The poll predicts six parties making the elections threshold and thus qualifying to have their candidates seated. According to Ipsos, Pedro Pablo Kuczynski’s Peruvians for Change party would take 25 seats followed by Veronika Mendoza’s Broad Front party with 24, the Alan Garcia’s and Lourdes Flores’s Popular Alliance coalition with seven and both Alfredo Barnechea’s Popular Action and Cesar Acuña’s Alliance for Progress with five each.
While Popular Strength would not control a majority of votes outright in Ipsos’s scenario, the party would only need two additional votes to command 51%. So an alliance with any of the five other parties would easily pass Fujimori’s initiatives.
While brokering a deal to control the legislature would not be difficult given the numbers, it will be even easier given the little ideological difference between most parties. Both the Popular Alliance, made up of a business-friendly APRA and the hard-right Popular Christian Party, and the Alliance for Progress advocate center-right platforms.
The APRA party often votes with Popular Strength already to oppose President Ollanta Humala’s government and the Peruvian Nationalist Party, a de facto alliance which culminated in the censure of Cabinet chief Ana Jara.
While Kuczynski’s Peruvians for Change party is doubtful to team up with Popular Strength if the two longtime frontrunners go head to head in a second-round vote, an alliance between the next Congress’s two strongest parties could not be ruled out if the runoff features Fujimori against the leftist Mendoza instead of Kuczynski.
In a move which may serve two purposes aside from adding showmanship to an otherwise dull debate, Fujimori pledged to give control of two key congressional committees to opposition parties in the next Congress.
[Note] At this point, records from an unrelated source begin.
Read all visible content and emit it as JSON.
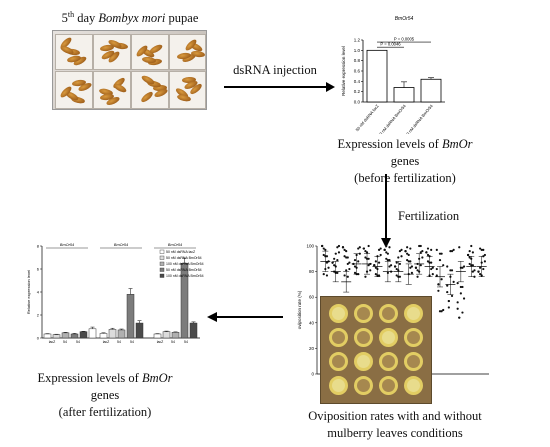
{
  "top_label": {
    "prefix": "5",
    "sup": "th",
    "mid": " day ",
    "species": "Bombyx mori",
    "suffix": " pupae"
  },
  "arrow_dsrna": "dsRNA injection",
  "chart_top_title": "BmOr54",
  "chart_top": {
    "type": "bar",
    "ylabel": "Relative expression level",
    "categories": [
      "50 nM dsRNA lacZ",
      "50 nM dsRNA BmOr54",
      "100 nM dsRNA BmOr54"
    ],
    "values": [
      1.0,
      0.28,
      0.44
    ],
    "errors": [
      0.0,
      0.11,
      0.03
    ],
    "ylim": [
      0,
      1.2
    ],
    "yticks": [
      "0.0",
      "0.2",
      "0.4",
      "0.6",
      "0.8",
      "1.0",
      "1.2"
    ],
    "sig": [
      {
        "label": "P = 0.0046"
      },
      {
        "label": "P = 0.0005"
      }
    ]
  },
  "caption_before": {
    "l1a": "Expression levels of ",
    "l1b": "BmOr",
    "l1c": " genes",
    "l2": "(before fertilization)"
  },
  "arrow_fert": "Fertilization",
  "chart_left": {
    "type": "bar",
    "ylabel": "Relative expression level",
    "groups": [
      "BmOr54",
      "BmOr54",
      "BmOr54"
    ],
    "legend": [
      "50 nM dsRNA lacZ",
      "50 nM dsRNA BmOr54",
      "100 nM dsRNA BmOr54",
      "50 nM dsRNA BmOr54",
      "100 nM dsRNA BmOr54"
    ],
    "values": [
      0.35,
      0.3,
      0.45,
      0.35,
      0.55,
      0.8,
      0.4,
      0.75,
      0.7,
      3.8,
      1.3,
      0.35,
      0.55,
      0.5,
      6.5,
      1.3
    ],
    "errors": [
      0.03,
      0.03,
      0.04,
      0.05,
      0.03,
      0.15,
      0.05,
      0.1,
      0.08,
      0.5,
      0.2,
      0.03,
      0.05,
      0.03,
      0.45,
      0.1
    ],
    "ylim": [
      0,
      8
    ],
    "yticks": [
      "0",
      "2",
      "4",
      "6",
      "8"
    ]
  },
  "caption_after": {
    "l1a": "Expression levels of ",
    "l1b": "BmOr",
    "l1c": " genes",
    "l2": "(after fertilization)"
  },
  "chart_dot": {
    "type": "scatter",
    "ylabel": "oviposition rate (%)",
    "yticks": [
      "0",
      "20",
      "40",
      "60",
      "80",
      "100"
    ],
    "ylim": [
      0,
      100
    ],
    "means": [
      88,
      80,
      72,
      86,
      86,
      84,
      80,
      80,
      78,
      86,
      84,
      76,
      70,
      80,
      84,
      84
    ]
  },
  "caption_ovi": {
    "l1": "Oviposition rates with and without",
    "l2": "mulberry leaves conditions"
  }
}
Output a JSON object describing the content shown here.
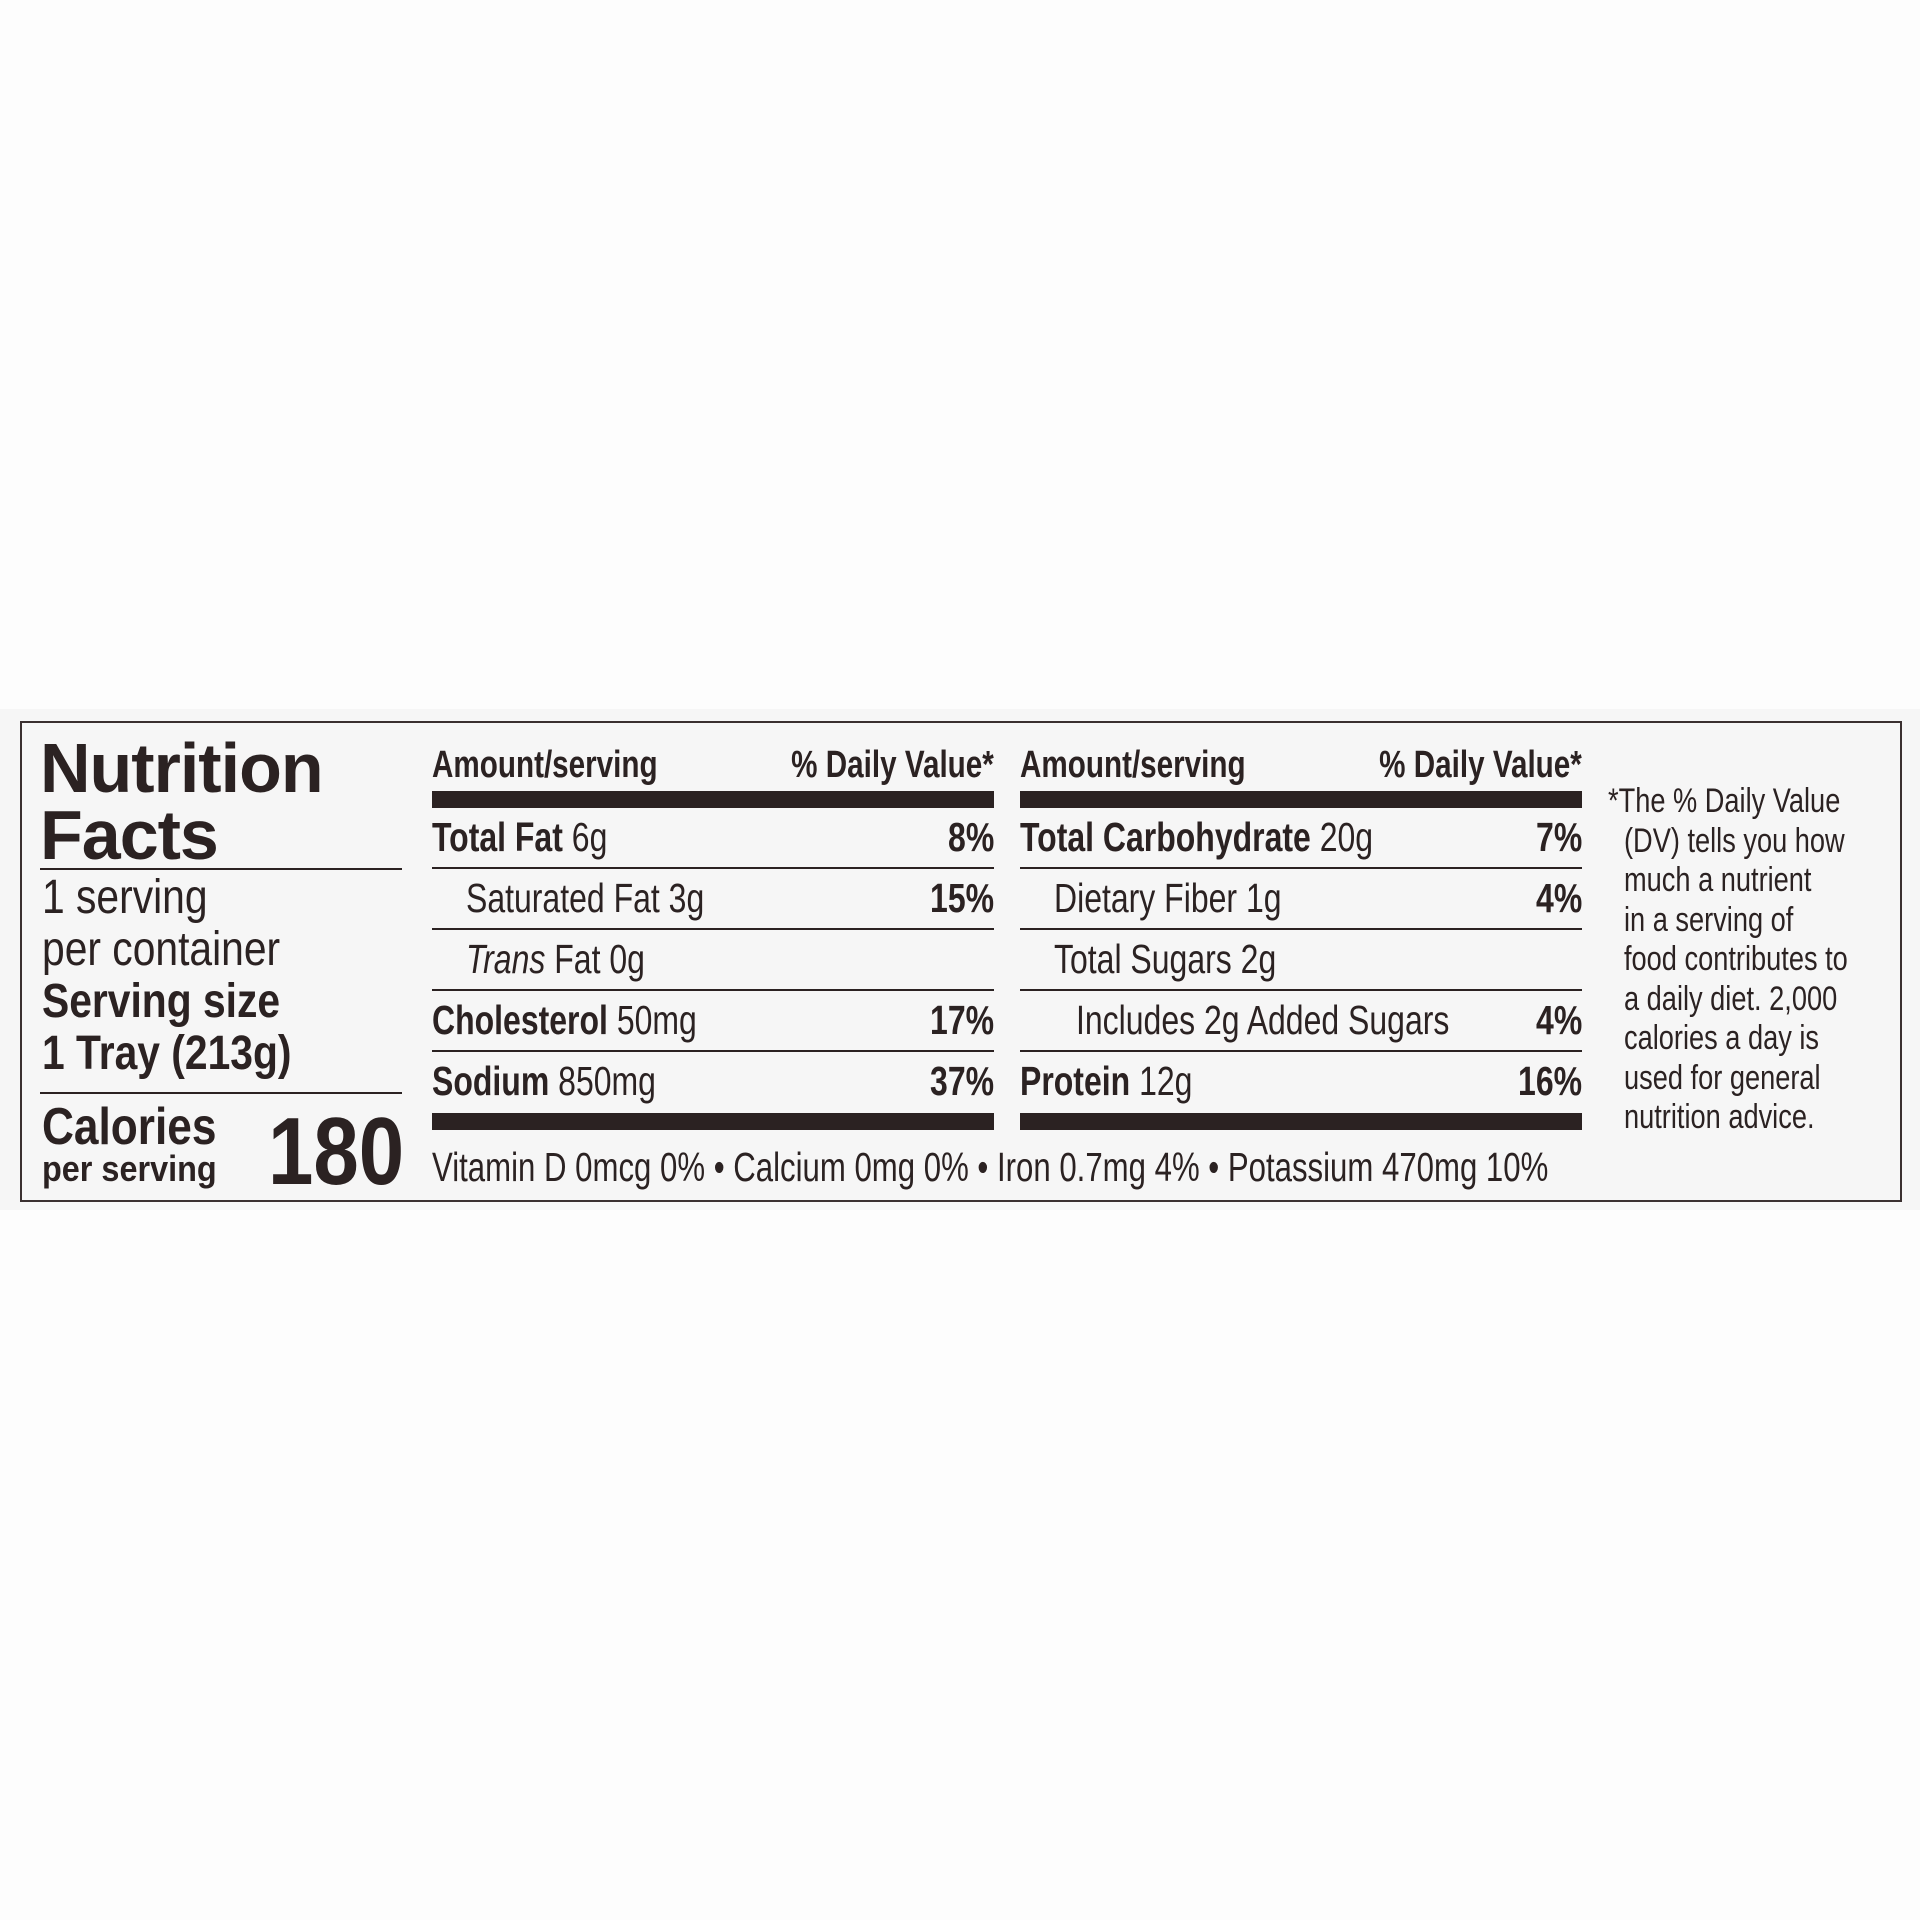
{
  "label": {
    "title_line1": "Nutrition",
    "title_line2": "Facts",
    "servings_line1": "1 serving",
    "servings_line2": "per container",
    "serving_size_label": "Serving size",
    "serving_size_value": "1 Tray (213g)",
    "calories_label": "Calories",
    "calories_sub": "per serving",
    "calories_value": "180",
    "columns": [
      {
        "header_left": "Amount/serving",
        "header_right": "% Daily Value*",
        "rows": [
          {
            "name": "Total Fat",
            "amount": "6g",
            "dv": "8%",
            "bold": true,
            "indent": 0
          },
          {
            "name": "Saturated Fat",
            "amount": "3g",
            "dv": "15%",
            "bold": false,
            "indent": 1
          },
          {
            "name": "Trans",
            "name_rest": "Fat",
            "amount": "0g",
            "dv": "",
            "bold": false,
            "indent": 1,
            "italic_prefix": true
          },
          {
            "name": "Cholesterol",
            "amount": "50mg",
            "dv": "17%",
            "bold": true,
            "indent": 0
          },
          {
            "name": "Sodium",
            "amount": "850mg",
            "dv": "37%",
            "bold": true,
            "indent": 0
          }
        ]
      },
      {
        "header_left": "Amount/serving",
        "header_right": "% Daily Value*",
        "rows": [
          {
            "name": "Total Carbohydrate",
            "amount": "20g",
            "dv": "7%",
            "bold": true,
            "indent": 0
          },
          {
            "name": "Dietary Fiber",
            "amount": "1g",
            "dv": "4%",
            "bold": false,
            "indent": 1
          },
          {
            "name": "Total Sugars",
            "amount": "2g",
            "dv": "",
            "bold": false,
            "indent": 1
          },
          {
            "name": "Includes 2g Added Sugars",
            "amount": "",
            "dv": "4%",
            "bold": false,
            "indent": 2
          },
          {
            "name": "Protein",
            "amount": "12g",
            "dv": "16%",
            "bold": true,
            "indent": 0
          }
        ]
      }
    ],
    "micronutrients": "Vitamin D 0mcg 0% • Calcium 0mg 0% • Iron 0.7mg 4% • Potassium 470mg 10%",
    "footnote_lines": [
      "*The % Daily Value",
      "(DV) tells you how",
      "much a nutrient",
      "in a serving of",
      "food contributes to",
      "a daily diet. 2,000",
      "calories a day is",
      "used for general",
      "nutrition advice."
    ]
  },
  "colors": {
    "ink": "#2b2222",
    "panel": "#f6f6f6",
    "background": "#fdfdfd"
  }
}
Her “Commitment of Honor” effectively denounced the worst elements of her father’s government while maybe sparking a competition among the smaller parties to be the first to enter an alliance, if not compete for one.
Fujimori’s proposals for 2016 include tax breaks for small businesses, allowing communities to become shareholders in mining and energy projects and building more prisons to accompany a zero-tolerance policy for minor crimes.